Dr. Carla Norris-Raynbird to deliver April 12 Honors Council Lecture

BEMIDJI, Minn. (April 10, 2012) — Severe and repetitive storms in America’s Gulf Coast region have brought into critical focus the need to build knowledge and to build local capacity to manage coastline challenges.

Dr. Carla Norris-Raynbird, assistant professor of sociology at Bemidji State University, will discuss the effectiveness of Louisiana’s Local Coastal Program and how it has impacted the perceived vulnerability of the Gulf Coast at an Honors Council Lecture Series presentation entitled “Putting a Number on Vulnerability.” Her lecture, which is free and open to the public, will be held at 7 p.m. Thursday, April 12, in Hagg-Sauer Hall room 112 on the Bemidji State campus.

Raynbird’s lecture will present qualitative findings from a recent study entitled, “CZM: Capacity Pre- and Post-Hurricanes Katrina, Rita, Gustav and Ike: A Comparison Study.” The study was designed as a natural experiment and was a followup to a pre-Hurricane Katrina study on the effectiveness of Louisiana’s Local Coastal Program in building the capacity of local decision-makers to manage the local coastal zone. In both studies, “capacity” is defined as an agreement with regulator ideology that lends support to Louisiana Department of Natural Resources policies and regulations. The lecture will compare the perceived vulnerability of the area in 2005 to the same perception in 2011.

Norris-Raynbird is an assistant professor of sociology in Bemidji State’s Center for Environmental, Earth and Space Studies, Economics and Sociology. She chaired Bemidji State’s Student Scholarship and Creative Achievement Conference for the past two years, is active on the university’s Honors Council and serves on the committee overseeing the renovation and “greening” of the university’s Laurel House. She represents BSU in work with the Rural Sociological Society Diversity Committee and is president of the Sociologists of Minnesota.

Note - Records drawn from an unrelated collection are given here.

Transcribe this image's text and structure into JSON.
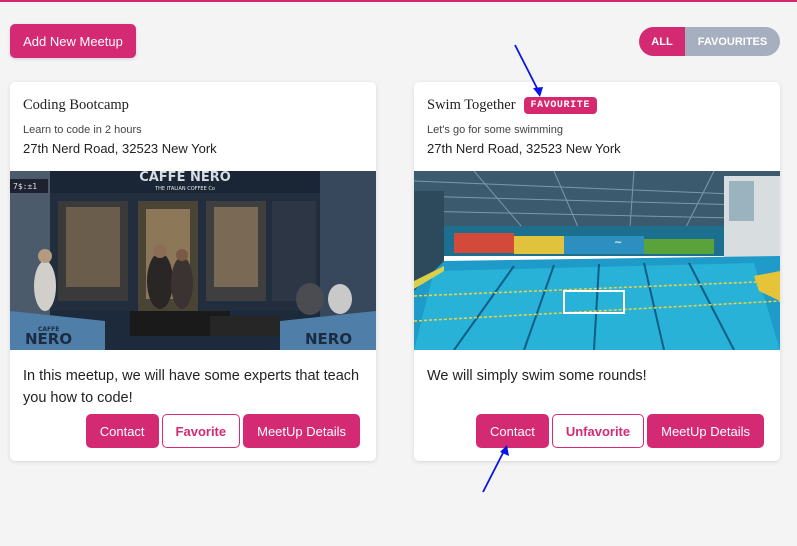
{
  "header": {
    "add_button": "Add New Meetup",
    "filter_all": "ALL",
    "filter_favourites": "FAVOURITES"
  },
  "meetups": [
    {
      "title": "Coding Bootcamp",
      "subtitle": "Learn to code in 2 hours",
      "address": "27th Nerd Road, 32523 New York",
      "image": "cafe-nero-storefront",
      "description": "In this meetup, we will have some experts that teach you how to code!",
      "buttons": {
        "contact": "Contact",
        "favorite": "Favorite",
        "details": "MeetUp Details"
      }
    },
    {
      "title": "Swim Together",
      "badge": "FAVOURITE",
      "subtitle": "Let's go for some swimming",
      "address": "27th Nerd Road, 32523 New York",
      "image": "indoor-swimming-pool",
      "description": "We will simply swim some rounds!",
      "buttons": {
        "contact": "Contact",
        "favorite": "Unfavorite",
        "details": "MeetUp Details"
      }
    }
  ],
  "colors": {
    "accent": "#d42a73",
    "filter_inactive": "#a5afbf",
    "background": "#f4f4f5",
    "annotation_arrow": "#0a14e6"
  },
  "image_texts": {
    "cafe_sign": "CAFFE NERO",
    "cafe_sub": "THE ITALIAN COFFEE Co",
    "window_price": "7$:±1",
    "awning_brand": "CAFFE",
    "awning_name": "NERO"
  }
}
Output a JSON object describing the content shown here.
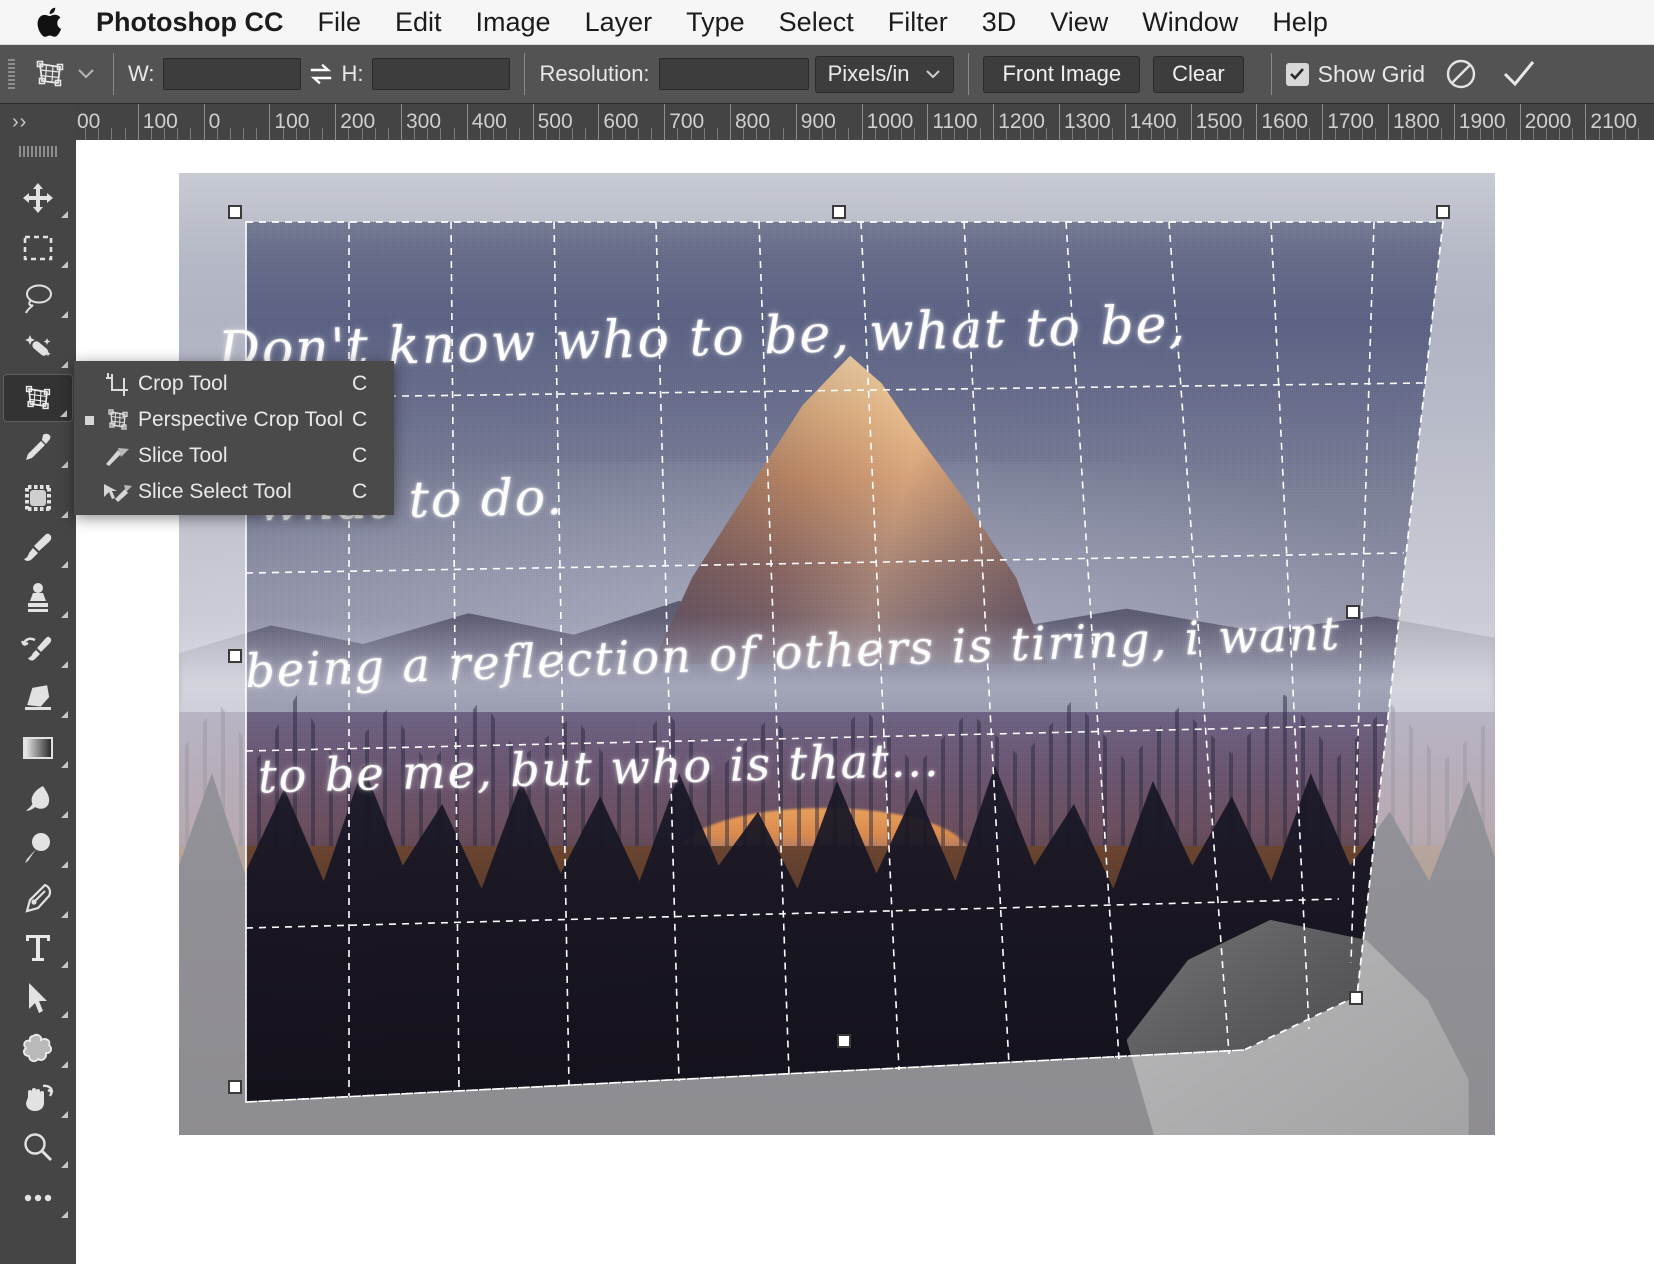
{
  "menubar": {
    "apple_icon": "apple-logo-icon",
    "items": [
      {
        "label": "Photoshop CC",
        "bold": true
      },
      {
        "label": "File"
      },
      {
        "label": "Edit"
      },
      {
        "label": "Image"
      },
      {
        "label": "Layer"
      },
      {
        "label": "Type"
      },
      {
        "label": "Select"
      },
      {
        "label": "Filter"
      },
      {
        "label": "3D"
      },
      {
        "label": "View"
      },
      {
        "label": "Window"
      },
      {
        "label": "Help"
      }
    ]
  },
  "options_bar": {
    "tool_icon": "perspective-crop-tool-icon",
    "preset_chevron": "chevron-down-icon",
    "width_label": "W:",
    "width_value": "",
    "swap_icon": "swap-arrows-icon",
    "height_label": "H:",
    "height_value": "",
    "resolution_label": "Resolution:",
    "resolution_value": "",
    "units_value": "Pixels/in",
    "units_chevron": "chevron-down-icon",
    "front_image_label": "Front Image",
    "clear_label": "Clear",
    "show_grid_label": "Show Grid",
    "show_grid_checked": true,
    "cancel_icon": "cancel-prohibited-icon",
    "commit_icon": "checkmark-icon"
  },
  "ruler": {
    "labels": [
      "00",
      "100",
      "0",
      "100",
      "200",
      "300",
      "400",
      "500",
      "600",
      "700",
      "800",
      "900",
      "1000",
      "1100",
      "1200",
      "1300",
      "1400",
      "1500",
      "1600",
      "1700",
      "1800",
      "1900",
      "2000",
      "2100"
    ]
  },
  "left_panel": {
    "expand_label": "››",
    "tools": [
      {
        "name": "move-tool",
        "icon": "move-arrows-icon"
      },
      {
        "name": "rectangular-marquee-tool",
        "icon": "dashed-rectangle-icon"
      },
      {
        "name": "lasso-tool",
        "icon": "lasso-icon"
      },
      {
        "name": "quick-selection-tool",
        "icon": "magic-wand-icon"
      },
      {
        "name": "perspective-crop-tool",
        "icon": "perspective-crop-icon",
        "active": true
      },
      {
        "name": "eyedropper-tool",
        "icon": "eyedropper-icon"
      },
      {
        "name": "patch-tool",
        "icon": "patch-icon"
      },
      {
        "name": "brush-tool",
        "icon": "paintbrush-icon"
      },
      {
        "name": "clone-stamp-tool",
        "icon": "clone-stamp-icon"
      },
      {
        "name": "history-brush-tool",
        "icon": "history-brush-icon"
      },
      {
        "name": "eraser-tool",
        "icon": "eraser-icon"
      },
      {
        "name": "gradient-tool",
        "icon": "gradient-icon"
      },
      {
        "name": "blur-tool",
        "icon": "blur-drop-icon"
      },
      {
        "name": "dodge-tool",
        "icon": "dodge-icon"
      },
      {
        "name": "pen-tool",
        "icon": "pen-nib-icon"
      },
      {
        "name": "type-tool",
        "icon": "text-t-icon"
      },
      {
        "name": "path-selection-tool",
        "icon": "arrow-cursor-icon"
      },
      {
        "name": "custom-shape-tool",
        "icon": "shape-blob-icon"
      },
      {
        "name": "hand-tool",
        "icon": "hand-rotate-icon"
      },
      {
        "name": "zoom-tool",
        "icon": "magnifier-icon"
      },
      {
        "name": "edit-toolbar",
        "icon": "ellipsis-icon"
      }
    ]
  },
  "flyout_menu": {
    "items": [
      {
        "label": "Crop Tool",
        "shortcut": "C",
        "icon": "crop-tool-icon",
        "selected": false
      },
      {
        "label": "Perspective Crop Tool",
        "shortcut": "C",
        "icon": "perspective-crop-tool-icon",
        "selected": true
      },
      {
        "label": "Slice Tool",
        "shortcut": "C",
        "icon": "slice-tool-icon",
        "selected": false
      },
      {
        "label": "Slice Select Tool",
        "shortcut": "C",
        "icon": "slice-select-tool-icon",
        "selected": false
      }
    ]
  },
  "canvas": {
    "handwriting_lines": [
      "Don't know who to be, what to be,",
      "what to do.",
      "being a reflection of others is tiring, i want",
      "to be me, but who is that..."
    ]
  },
  "colors": {
    "menubar_bg": "#f6f6f6",
    "options_bar_bg": "#535353",
    "ruler_bg": "#444444",
    "panel_bg": "#454545",
    "flyout_bg": "#4a4a4a",
    "active_tool_bg": "#333333",
    "text_light": "#e9e9e9",
    "canvas_bg": "#ffffff"
  }
}
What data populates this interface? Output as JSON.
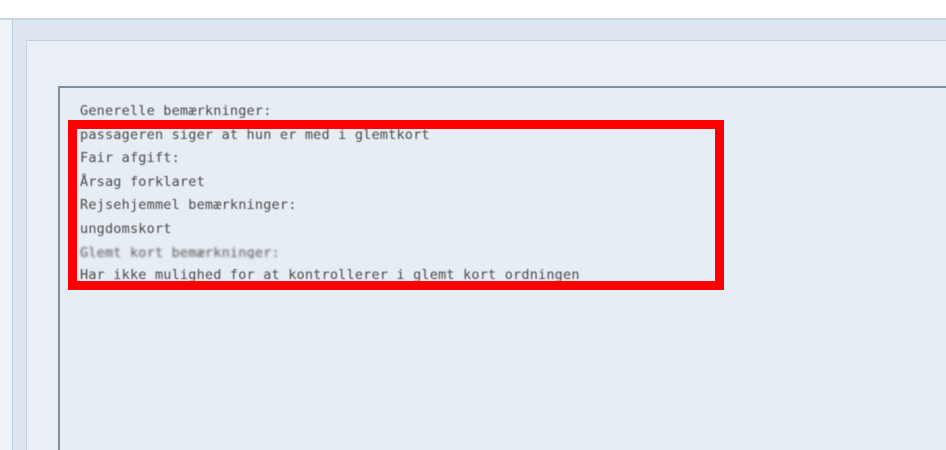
{
  "notes": {
    "lines": [
      "Generelle bemærkninger:",
      "passageren siger at hun er med i glemtkort",
      "Fair afgift:",
      "Årsag forklaret",
      "Rejsehjemmel bemærkninger:",
      "ungdomskort",
      "Glemt kort bemærkninger:",
      "Har ikke mulighed for at kontrollerer i glemt kort ordningen"
    ]
  },
  "colors": {
    "highlight": "#ff0000",
    "panel_background": "#e6edf4",
    "text": "#4a4a4a"
  }
}
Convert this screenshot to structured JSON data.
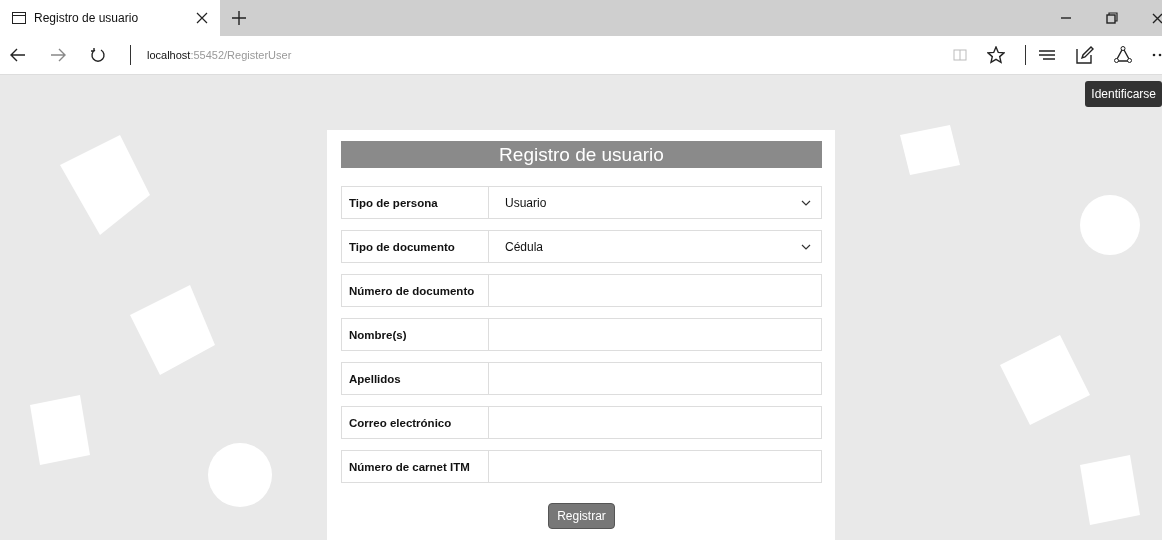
{
  "browser": {
    "tab_title": "Registro de usuario",
    "address": {
      "host": "localhost",
      "path": ":55452/RegisterUser"
    }
  },
  "page": {
    "login_button": "Identificarse",
    "form": {
      "title": "Registro de usuario",
      "fields": [
        {
          "kind": "select",
          "label": "Tipo de persona",
          "value": "Usuario"
        },
        {
          "kind": "select",
          "label": "Tipo de documento",
          "value": "Cédula"
        },
        {
          "kind": "text",
          "label": "Número de documento"
        },
        {
          "kind": "text",
          "label": "Nombre(s)"
        },
        {
          "kind": "text",
          "label": "Apellidos"
        },
        {
          "kind": "text",
          "label": "Correo electrónico"
        },
        {
          "kind": "text",
          "label": "Número de carnet ITM"
        }
      ],
      "submit": "Registrar"
    }
  }
}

Her research interests and publications focus on building human and organizational capacities in the social management of natural resources, the coastal zone and disasters.

Norris-Raynbird earned her bachelor’s degree at the University of Winnipeg and holds master’s and doctorate degrees from Texas A&M University. Prior to joining the Bemidji State faculty, she worked for three years as a research scientist on an Environmental Protection Agency-funded climate change project at the University of Louisiana.

The Honors Council Lecture Series is hosted by the Bemidji State University Honors Council. The council is the advisory group to the Honors Program comprised of 12 faculty members from all three of the University’s colleges. Student representatives also are elected to the council by their cohorts for one-year terms.